Last updated on 15th August 2011
Last month's posts "What shall we do about the fact that there are supershrinks and pseudoshrinks" and "Discussion on the Dodo assertion - all good depession treatments are equally effective" argued for the primacy of non-specific effects in psychotherapy. However in "Rolls Royce therapy and Anke Ehlers on PTSD" I also laid out a counter-argument saying "Maybe we can do better by carefully looking at who is reporting the very best results in the best high quality research studies and only altering our interventions to take on board these more Rolls Royce developments". Such developments certainly include Anke's work, and too a CBT approach to panic disorder & agoraphobia - see "Dissemination of cognitive therapy for panic disorder in primary care" with its finding that a relatively brief training led to therapists improving the outcomes they were achieving from only 17% of their clients being panic-free at the end of therapy to 54% doing this well. We can also add CBT for social anxiety disorder to this mix of problems where the specific therapeutic approach can add considerably to the results that are achievable.

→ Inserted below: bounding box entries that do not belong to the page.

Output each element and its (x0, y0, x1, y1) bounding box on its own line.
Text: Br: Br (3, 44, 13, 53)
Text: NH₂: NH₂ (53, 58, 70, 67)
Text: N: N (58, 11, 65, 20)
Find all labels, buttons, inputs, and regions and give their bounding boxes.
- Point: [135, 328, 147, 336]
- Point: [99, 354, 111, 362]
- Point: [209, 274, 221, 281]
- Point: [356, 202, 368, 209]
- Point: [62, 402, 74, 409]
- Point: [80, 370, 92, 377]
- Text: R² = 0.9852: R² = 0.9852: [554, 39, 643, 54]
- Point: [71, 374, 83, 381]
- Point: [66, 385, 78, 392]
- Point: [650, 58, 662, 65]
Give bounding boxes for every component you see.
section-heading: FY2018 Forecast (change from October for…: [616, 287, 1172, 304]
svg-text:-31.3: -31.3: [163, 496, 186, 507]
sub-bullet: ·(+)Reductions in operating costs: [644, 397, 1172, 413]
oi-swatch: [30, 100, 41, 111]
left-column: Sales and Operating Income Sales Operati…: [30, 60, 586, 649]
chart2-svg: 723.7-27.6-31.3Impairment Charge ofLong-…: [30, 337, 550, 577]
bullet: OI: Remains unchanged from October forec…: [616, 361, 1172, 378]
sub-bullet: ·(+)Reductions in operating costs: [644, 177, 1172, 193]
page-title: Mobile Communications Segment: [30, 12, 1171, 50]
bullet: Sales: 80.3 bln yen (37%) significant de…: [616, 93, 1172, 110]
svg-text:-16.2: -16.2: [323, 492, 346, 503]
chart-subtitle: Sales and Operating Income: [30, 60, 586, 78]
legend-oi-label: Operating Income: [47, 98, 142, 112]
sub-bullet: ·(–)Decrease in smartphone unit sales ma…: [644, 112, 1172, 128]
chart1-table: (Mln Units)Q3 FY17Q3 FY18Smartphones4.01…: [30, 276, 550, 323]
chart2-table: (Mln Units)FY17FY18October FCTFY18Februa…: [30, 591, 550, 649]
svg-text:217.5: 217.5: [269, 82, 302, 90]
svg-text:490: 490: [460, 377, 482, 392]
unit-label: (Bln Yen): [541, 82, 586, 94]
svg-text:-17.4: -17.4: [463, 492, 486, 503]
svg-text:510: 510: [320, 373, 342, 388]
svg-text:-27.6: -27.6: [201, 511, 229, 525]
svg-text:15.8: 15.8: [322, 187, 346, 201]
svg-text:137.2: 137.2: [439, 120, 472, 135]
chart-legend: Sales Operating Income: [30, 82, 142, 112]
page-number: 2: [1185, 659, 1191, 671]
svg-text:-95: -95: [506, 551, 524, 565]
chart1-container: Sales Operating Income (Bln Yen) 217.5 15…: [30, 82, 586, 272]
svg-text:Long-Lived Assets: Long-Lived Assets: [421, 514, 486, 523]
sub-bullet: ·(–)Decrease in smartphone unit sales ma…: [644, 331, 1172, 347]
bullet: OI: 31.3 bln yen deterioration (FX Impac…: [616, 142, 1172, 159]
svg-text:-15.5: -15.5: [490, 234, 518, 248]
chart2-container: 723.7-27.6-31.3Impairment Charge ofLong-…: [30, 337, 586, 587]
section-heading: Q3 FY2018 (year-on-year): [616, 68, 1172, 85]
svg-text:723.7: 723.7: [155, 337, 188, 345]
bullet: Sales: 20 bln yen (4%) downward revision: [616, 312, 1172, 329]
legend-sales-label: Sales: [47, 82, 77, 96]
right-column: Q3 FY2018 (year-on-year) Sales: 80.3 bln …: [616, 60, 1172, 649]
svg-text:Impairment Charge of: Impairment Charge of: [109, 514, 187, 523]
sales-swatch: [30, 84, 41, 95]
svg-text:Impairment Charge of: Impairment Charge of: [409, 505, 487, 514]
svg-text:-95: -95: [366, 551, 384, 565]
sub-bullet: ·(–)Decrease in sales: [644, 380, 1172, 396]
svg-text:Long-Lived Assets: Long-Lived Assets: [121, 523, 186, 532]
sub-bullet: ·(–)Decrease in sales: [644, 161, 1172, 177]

Last month Stangier & colleagues reported on "Cognitive therapy vs interpersonal psychotherapy in social anxiety disorder: A randomized controlled trial". The abstract of their paper read - "Context: Cognitive therapy (CT) focuses on the modification of biased information processing and dysfunctional beliefs of social anxiety disorder (SAD). Interpersonal psychotherapy (IPT) aims to change problematic interpersonal behavior patterns that may have an important role in the maintenance of SAD. No direct comparisons of the treatments for SAD in an outpatient setting exist. Objective: To compare the efficacy of CT, IPT, and a waiting-list control (WLC) condition. Design: Randomized controlled trial. Setting: Two academic outpatient treatment sites. Patients: Of 254 potential participants screened, 117 had a primary diagnosis of SAD and were eligible for randomization; 106 participants completed the treatment or waiting phase. Interventions: Treatment comprised 16 individual sessions of either CT or IPT and 1 booster session. Twenty weeks after randomization, posttreatment assessment was conducted and participants in the WLC received 1 of the treatments. Main Outcome Measures: The primary outcome was treatment response on the Clinical Global Impression Improvement Scale as assessed by independent masked evaluators. The secondary outcome measures were independent assessor ratings using the Liebowitz Social Anxiety Scale, the Hamilton Rating Scale for Depression, and patient self-ratings of SAD symptoms. Results: At the posttreatment assessment, response rates were 65.8% for CT, 42.1% for IPT, and 7.3% for WLC. Regarding response rates and Liebowitz Social Anxiety Scale scores, CT performed significantly better than did IPT, and both treatments were superior to WLC. At 1-year follow-up, the differences between CT and IPT were largely maintained, with significantly higher response rates in the CT vs the IPT group (68.4% vs 31.6%) and better outcomes on the Liebowitz Social Anxiety Scale. No significant treatment x site interactions were noted. Conclusions: Cognitive therapy and IPT led to considerable improvements that were maintained 1 year after treatment; CT was more efficacious than was IPT in reducing social phobia symptoms."
Impressive stuff ... and certainly an important study to note, both when trying to help people with social anxiety disorder and when arguing that psychotherapy is not all about "non-specific" effects. The particular form of therapy we practice and how well we apply it is also important. As usual, in a debate, both sides have something useful to add.